John VandenBrooks, Ph.D., is a Leading Research Scientist in the Field of Paleophysiology
John VandenBrooks, an Associate Professor of Physiology and Associate Dean for Immersive Learning in EdPlus at ASU, is a renowned researcher on how variations in oxygen levels throughout geologic time impacted animal physiology and evolution. Additionally, he co-leads Dreamscape Learn and Neo Bio initiatives at ASU.
To answer this question, he studied the fossil record of giant insects called Protodonata that lived in oxygen-rich environments around 300 million years ago. Then he reared modern analogues in high oxygen environments and developed a potential method to estimate atmospheric oxygen levels from that era.
Early Life and Education
Early childhood years are critical for children as their brain development accelerates rapidly, shaping how they learn and function throughout life. Establishing a strong foundation during this period is essential for their future success and wellbeing.
Children throughout their formative years acquire social skills, self-esteem, an understanding of the world and moral outlook. Furthermore, they begin to acquire cognitive abilities such as literacy, numeracy and critical thinking.
Research and practice in this area have underscored the significance of early childhood education (ECE) for future educational achievement, economic productivity, responsible citizenship, lifelong health and strong communities. Furthermore, healthy development during these formative years can help children become successful parents themselves.
Achievements and Honors
John vandenbrooks is an associate professor of physiology at Midwestern University in Glendale, Arizona and his research focuses on how variations in atmospheric oxygen levels over geologic time have affected animal physiology and evolution. His work has been featured in a number of journals and he has provided expert consultation to various television and radio programs such as National Geographic, Science Channel, History Channel and BBC. He serves as Associate Dean for Immersive Learning in EdPlus at Arizona State University and leads their Dreamscape Learn and Neo Bio initiatives. He has received several awards and fellowships from organizations such as the National Science Foundation, American Museum of Natural History, American Philosophical Society and others. Currently he is working on an installation called Atmosphere that recreates an ancient atmosphere within an enclosed environment.

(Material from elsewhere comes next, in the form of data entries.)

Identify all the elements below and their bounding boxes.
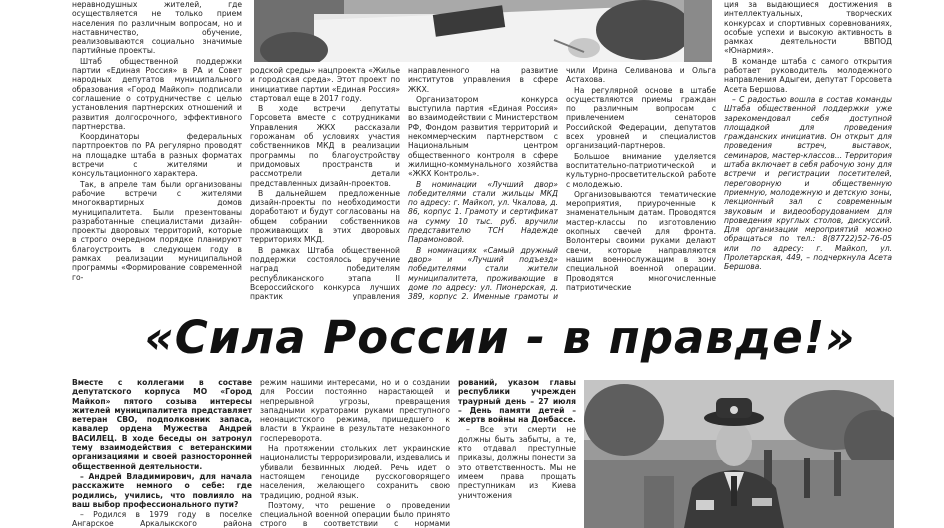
newspaper-page xyxy=(62,0,902,528)
paragraph: Организатором конкурса выступила партия «Единая Россия» во взаимодействии с Министерством РФ, Фондом развития территорий и некоммерческим партнерством с Национальным центром общественного контроля в сфере жилищно-коммунального хозяйства «ЖКХ Контроль». xyxy=(408,94,558,179)
paragraph: В команде штаба с самого открытия работает руководитель молодежного направления Адыгеи, депутат Горсовета Асета Бершова. xyxy=(724,56,892,94)
paragraph: В номинации «Лучший двор» победителями стали жильцы МКД по адресу: г. Майкоп, ул. Чкалова, д. 86, корпус 1. Грамоту и сертификат на сумму 10 тыс. руб. вручили представителю ТСН Надежде Парамоновой. xyxy=(408,179,558,245)
headline: «Сила России - в правде!» xyxy=(144,311,856,364)
paragraph: ция за выдающиеся достижения в интеллектуальных, творческих конкурсах и спортивных соревнованиях, особые успехи и высокую активность в рамках деятельности ВВПОД «Юнармия». xyxy=(724,0,892,56)
paragraph: Поэтому, что решение о проведении специальной военной операции было принято строго в соответствии с нормами xyxy=(260,500,450,528)
paragraph: Координаторы федеральных партпроектов по РА регулярно проводят на площадке штаба в разных форматах встречи с жителями и консультационного характера. xyxy=(72,132,242,179)
paragraph: неравнодушных жителей, где осуществляется не только прием населения по различным вопросам, но и наставничество, обучение, реализовываются социально значимые партийные проекты. xyxy=(72,0,242,56)
lead-paragraph: Вместе с коллегами в составе депутатского корпуса МО «Город Майкоп» пятого созыва интересы жителей муниципалитета представляет ветеран СВО, подполковник запаса, кавалер ордена Мужества Андрей ВАСИЛЕЦ. В ходе беседы он затронул тему взаимодействия с ветеранскими организациями и своей разносторонней общественной деятельности. xyxy=(72,378,252,471)
top-column-4 xyxy=(566,66,716,300)
paragraph: родской среды» нацпроекта «Жилье и городская среда». Этот проект по инициативе партии «Единая Россия» стартовал еще в 2017 году. xyxy=(250,66,400,103)
paragraph: Штаб общественной поддержки партии «Единая Россия» в РА и Совет народных депутатов муниципального образования «Город Майкоп» подписали соглашение о сотрудничестве с целью установления партнерских отношений и развития долгосрочного, эффективного партнерства. xyxy=(72,56,242,131)
paragraph: На протяжении стольких лет украинские националисты терроризировали, издевались и убивали безвинных людей. Речь идет о настоящем геноциде русскоговорящего населения, желающего сохранить свою традицию, родной язык. xyxy=(260,444,450,500)
bottom-column-3 xyxy=(458,378,576,528)
paragraph: В дальнейшем предложенные дизайн-проекты по необходимости доработают и будут согласованы на общем собрании собственников проживающих в этих дворовых территориях МКД. xyxy=(250,188,400,245)
paragraph: Большое внимание уделяется воспитательно-патриотической и культурно-просветительской работе с молодежью. xyxy=(566,151,716,189)
paragraph: В номинациях «Самый дружный двор» и «Лучший подъезд» победителями стали жители муниципалитета, проживающие в доме по адресу: ул. Пионерская, д. 389, корпус 2. Именные грамоты и xyxy=(408,245,558,300)
top-column-1 xyxy=(72,0,242,300)
paragraph: – Все эти смерти не должны быть забыты, а те, кто отдавал преступные приказы, должны понести за это ответственность. Мы не имеем права прощать преступникам из Киева уничтожения xyxy=(458,425,576,500)
bottom-column-1 xyxy=(72,378,252,528)
signing-photo xyxy=(254,0,712,62)
officer-photo xyxy=(584,380,894,528)
paragraph: направленного на развитие институтов управления в сфере ЖКХ. xyxy=(408,66,558,94)
top-column-2 xyxy=(250,66,400,300)
paragraph: В рамках Штаба общественной поддержки состоялось вручение наград победителям республиканского этапа II Всероссийского конкурса лучших практик управления xyxy=(250,245,400,300)
paragraph: чили Ирина Селиванова и Ольга Астахова. xyxy=(566,66,716,85)
paragraph: рований, указом главы республики учрежден траурный день – 27 июля – День памяти детей – жертв войны на Донбассе. xyxy=(458,378,576,425)
top-column-5 xyxy=(724,0,892,300)
question: – Андрей Владимирович, для начала расскажите немного о себе: где родились, учились, что повлияло на ваш выбор профессионального пути? xyxy=(72,471,252,509)
paragraph: – Родился в 1979 году в поселке Ангарское Аркалыкского района xyxy=(72,510,252,528)
paragraph: Так, в апреле там были организованы рабочие встречи с жителями многоквартирных домов муниципалитета. Были презентованы разработанные специалистами дизайн-проекты дворовых территорий, которые в строго очередном порядке планируют благоустроить в следующем году в рамках реализации муниципальной программы «Формирование современной го- xyxy=(72,179,242,282)
top-column-3 xyxy=(408,66,558,300)
paragraph: На регулярной основе в штабе осуществляются приемы граждан по различным вопросам с привлечением сенаторов Российской Федерации, депутатов всех уровней и специалистов организаций-партнеров. xyxy=(566,85,716,151)
paragraph: Организовываются тематические мероприятия, приуроченные к знаменательным датам. Проводятся мастер-классы по изготовлению окопных свечей для фронта. Волонтеры своими руками делают свечи, которые направляются нашим военнослужащим в зону специальной военной операции. Проводятся многочисленные патриотические xyxy=(566,189,716,292)
bottom-column-2 xyxy=(260,378,450,528)
quote: – С радостью вошла в состав команды Штаба общественной поддержки уже зарекомендовал себя доступной площадкой для проведения гражданских инициатив. Он открыт для проведения встреч, выставок, семинаров, мастер-классов... Территория штаба включает в себя рабочую зону для встречи и регистрации посетителей, переговорную и общественную приемную, молодежную и детскую зоны, лекционный зал с современным звуковым и видеооборудованием для проведения круглых столов, дискуссий. Для организации мероприятий можно обращаться по тел.: 8(87722)52-76-05 или по адресу: г. Майкоп, ул. Пролетарская, 449, – подчеркнула Асета Бершова. xyxy=(724,94,892,272)
paragraph: режим нашими интересами, но и о создании для России постоянно нарастающей и непрерывной угрозы, превращения западными кураторами руками преступного неонацистского режима, пришедшего к власти в Украине в результате незаконного госпереворота. xyxy=(260,378,450,443)
paragraph: В ходе встречи депутаты Горсовета вместе с сотрудниками Управления ЖКХ рассказали горожанам об условиях участия собственников МКД в реализации программы по благоустройству придомовых пространств и рассмотрели детали представленных дизайн-проектов. xyxy=(250,104,400,188)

John VandenBrooks is an associate professor in the College of Integrative Sciences and Arts at Arizona State University, best known for his research in paleophysiology – how atmospheric oxygen levels affected animal physiology and evolution over geologic time. His work has been featured on media outlets such as National Geographic Channel, Science Channel and BBC. Before joining ASU’s faculty, VandenBrooks served Midwestern University where he initiated and coordinated their extensive animal research program while serving as core facility director over some of their largest and most complex facilities on campus.

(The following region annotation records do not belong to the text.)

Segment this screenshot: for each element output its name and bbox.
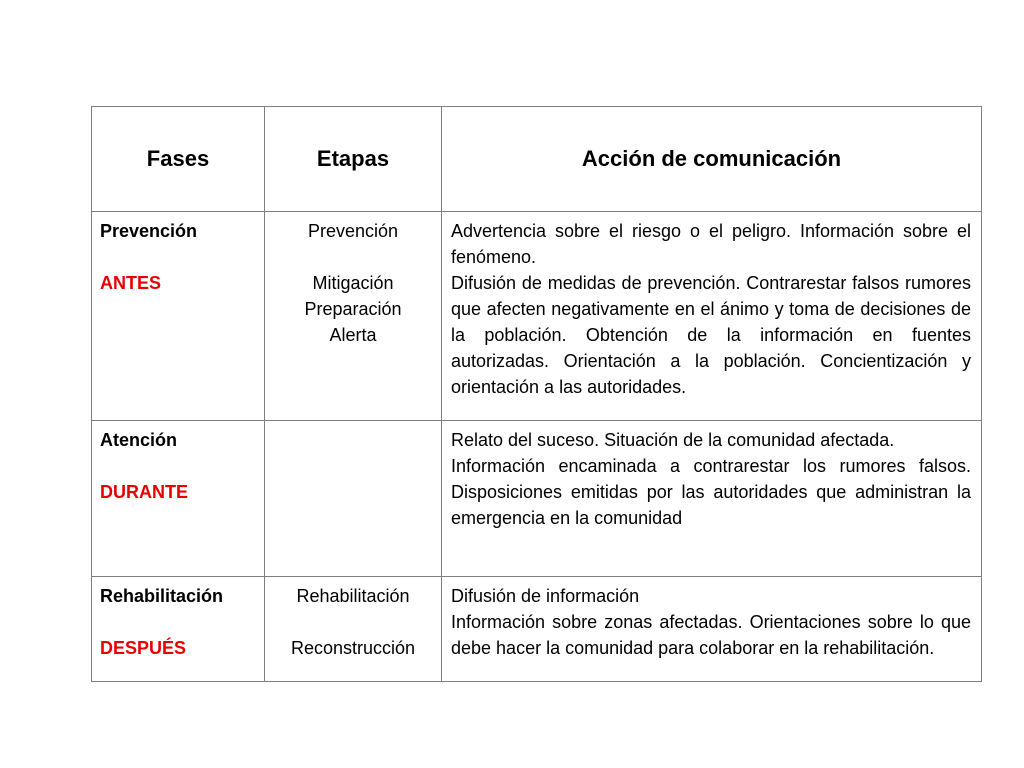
phase-cell [92,421,265,577]
stage-item: Preparación [304,299,402,319]
stages-cell [265,577,442,682]
phase-cell [92,212,265,421]
communication-phases-table [91,106,982,682]
header-etapas: Etapas [265,107,442,212]
phase-when: DESPUÉS [100,638,187,658]
action-cell [442,577,982,682]
action-paragraph: Información encaminada a contrarestar los rumores falsos. Disposiciones emitidas por las autoridades que administran la emergencia en la comunidad [451,456,971,528]
phase-cell [92,577,265,682]
stage-item: Reconstrucción [290,638,416,658]
action-paragraph: Relato del suceso. Situación de la comunidad afectada. [451,430,895,450]
action-cell [442,212,982,421]
table-row [92,212,982,421]
action-paragraph: Información sobre zonas afectadas. Orientaciones sobre lo que debe hacer la comunidad para colaborar en la rehabilitación. [451,612,971,658]
stage-item: Mitigación [312,273,394,293]
phase-when: ANTES [100,273,162,293]
phase-name: Prevención [100,221,198,241]
table-row [92,421,982,577]
stages-cell [265,421,442,577]
stages-cell [265,212,442,421]
phase-name: Rehabilitación [100,586,224,606]
action-paragraph: Advertencia sobre el riesgo o el peligro. Información sobre el fenómeno. [451,221,971,267]
header-accion: Acción de comunicación [442,107,982,212]
action-cell [442,421,982,577]
stage-item: Rehabilitación [296,586,410,606]
table-row [92,577,982,682]
stage-item: Prevención [307,221,399,241]
phase-name: Atención [100,430,178,450]
table-header-row [92,107,982,212]
action-paragraph: Difusión de información [451,586,640,606]
stage-item: Alerta [329,325,377,345]
action-paragraph: Difusión de medidas de prevención. Contrarestar falsos rumores que afecten negativamente en el ánimo y toma de decisiones de la población. Obtención de la información en fuentes autorizadas. Orientación a la población. Concientización y orientación a las autoridades. [451,273,971,397]
phase-when: DURANTE [100,482,188,502]
header-fases: Fases [92,107,265,212]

John vandenbrooks is a research scientist with an estimated net worth of $4 million. He works at Midwestern University in Glendale, Arizona and studies the effects of atmospheric oxygen on animals’ physiology and evolution over geologic time. Additionally, his studies focus on tick borne diseases, cyborg beetles, and storage systems for alternative fuels; his work has been featured on National Geographic and History Channel programs. John and his wife Patty have two children.